Slashdot Mirror


Ask Slashdot: Choosing a Data Warehouse Server System?

New submitter puzzled_decoy writes The company I work has decided to get in on this "big data" thing. We are trying to find a good data warehouse system to host and run analytics on, you guessed it, a bunch of data. Right now we are looking into MSSQL, a company called Domo, and Oracle contacted us. Google BigQuery may be another option. At its core, we need to be able to query huge amounts of data in sometimes rather odd ways. We need a strong ETLlayer, and hopefully we can put some nice visual reporting service on top of wherever the data is stored. So, what is your experience with "big data" servers and services? What would you recommend, and what are the pitfalls you've encountered?

5 of 147 comments (clear)

  1. First step by Anonymous Coward · · Score: 5, Insightful

    The first step is to ask Slashdot a really vague question to a highly technical and expensive undertaking.

  2. Re:Dear Slashdot, by Sesostris+III · · Score: 5, Insightful

    Maybe. However I would also be interested in any answer (especially any answer involving FLOSS software). Interested not because it's my job or my company is looking to use such software, but because I'm curious and like to expand my knowledge.

    In general I don't mind such questions on Slashdot, as they're usually interesting and informative to the rest of us. And if they're not, then I (we) don't read the article!

    --
    You never know what is enough unless you know what is more than enough. - Blake
  3. we need more detasils on this "big data thing" by Anonymous Coward · · Score: 5, Informative

    Big data is an entire field of study, this is not "should I use vi or emacs or nano" and even that requires a shitload of context and the source of flame wars until the end of time.

    Think about your budget, your audience, and the value that you can add by spending time and money on this.

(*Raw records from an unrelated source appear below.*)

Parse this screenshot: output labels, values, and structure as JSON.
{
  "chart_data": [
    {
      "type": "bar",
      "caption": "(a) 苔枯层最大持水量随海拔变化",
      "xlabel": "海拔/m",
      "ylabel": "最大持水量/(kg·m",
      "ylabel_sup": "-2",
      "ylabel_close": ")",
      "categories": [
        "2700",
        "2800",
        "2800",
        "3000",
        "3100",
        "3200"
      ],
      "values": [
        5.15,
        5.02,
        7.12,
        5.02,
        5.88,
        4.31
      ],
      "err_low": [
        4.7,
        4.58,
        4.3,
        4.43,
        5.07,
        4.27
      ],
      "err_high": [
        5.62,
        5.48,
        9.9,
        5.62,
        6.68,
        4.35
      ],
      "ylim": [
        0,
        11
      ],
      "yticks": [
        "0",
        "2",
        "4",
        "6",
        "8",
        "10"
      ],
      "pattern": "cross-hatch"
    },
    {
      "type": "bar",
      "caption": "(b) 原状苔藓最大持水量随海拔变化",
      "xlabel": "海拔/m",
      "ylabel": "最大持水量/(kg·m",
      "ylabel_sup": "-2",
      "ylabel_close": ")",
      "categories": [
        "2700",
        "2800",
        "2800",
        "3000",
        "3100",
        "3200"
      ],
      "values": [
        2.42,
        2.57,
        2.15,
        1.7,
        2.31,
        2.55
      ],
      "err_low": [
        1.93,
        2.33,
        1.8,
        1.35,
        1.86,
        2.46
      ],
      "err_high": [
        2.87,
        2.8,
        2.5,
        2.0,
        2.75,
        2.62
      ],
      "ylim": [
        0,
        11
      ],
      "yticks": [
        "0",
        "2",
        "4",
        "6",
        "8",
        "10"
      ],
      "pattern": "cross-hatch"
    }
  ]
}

    MapReduce (hadoop) is awesome and open source, you can run it in house or in multiple cloud offerings and has a tremendous community. BUT it sucks at relationships (foreign keys) graph calculations and others.

    Graph databases can make connections between things that are impossible in other systems, but are only good for graph relationships.

    OLAP data stored in n-dimensional cubes allows reporting and analysis if familiar tools that many analysts (not programmers) think is the cat's pajamas.

    Your best be is to slow down and talk to your users, while reading Seven Databases in Seven Weeks
    https://pragprog.com/book/rwdata/seven-databases-in-seven-weeks
    And then realize that you probably need to hire a consultant so you have somebody to fire when the whole thing goes south.

  4. Re:Skip Oracle. by RuffMasterD · · Score: 5, Informative

    Just from a technical and financial point of view, I wouldn't recommend Oracle either. Oracle Advanced Analytics just seems to be a very expensive way to get R.

    Financially - R is open source and free (as in both free as a bird, and free beer), so you don't need to buy it from Oracle. No doubt Oracle will make you buy their DBMS as well to work with Advanced Analytics, and a big server to run it on, plus support to get it up and running.

    Technically - Oracle make a good DMBS for sure, but you don't need all the advanced features their DBMS is good at, such record level locking, three phase commit, redo logs, conflict resolution etc. You need that sort of stuff to maintain data integrity on transaction processing systems, but not for analysis. For analysis you just need a giant de-normalised table, and maybe indexes if you want to pick out specific subsets of records without full table scans.

    Personally I use SAS. It's not sexy, but I have never found a dataset too large to handle. It will thrash the harddrive all night if it has to to get a result, but it won't crash. SPSS will definitely crap itself with even moderate datasets. Stata does OK, but even that can't handle the larger datasets. I haven't pushed R hard enough to find it's limit.

    --
    Human Rights, Article 12: Freedom from Interference with Privacy, Family, Home and Correspondence
  5. Re: Skip Oracle. by Livius · · Score: 5, Informative

    There was a crime, and Oracle was a willing accomplice.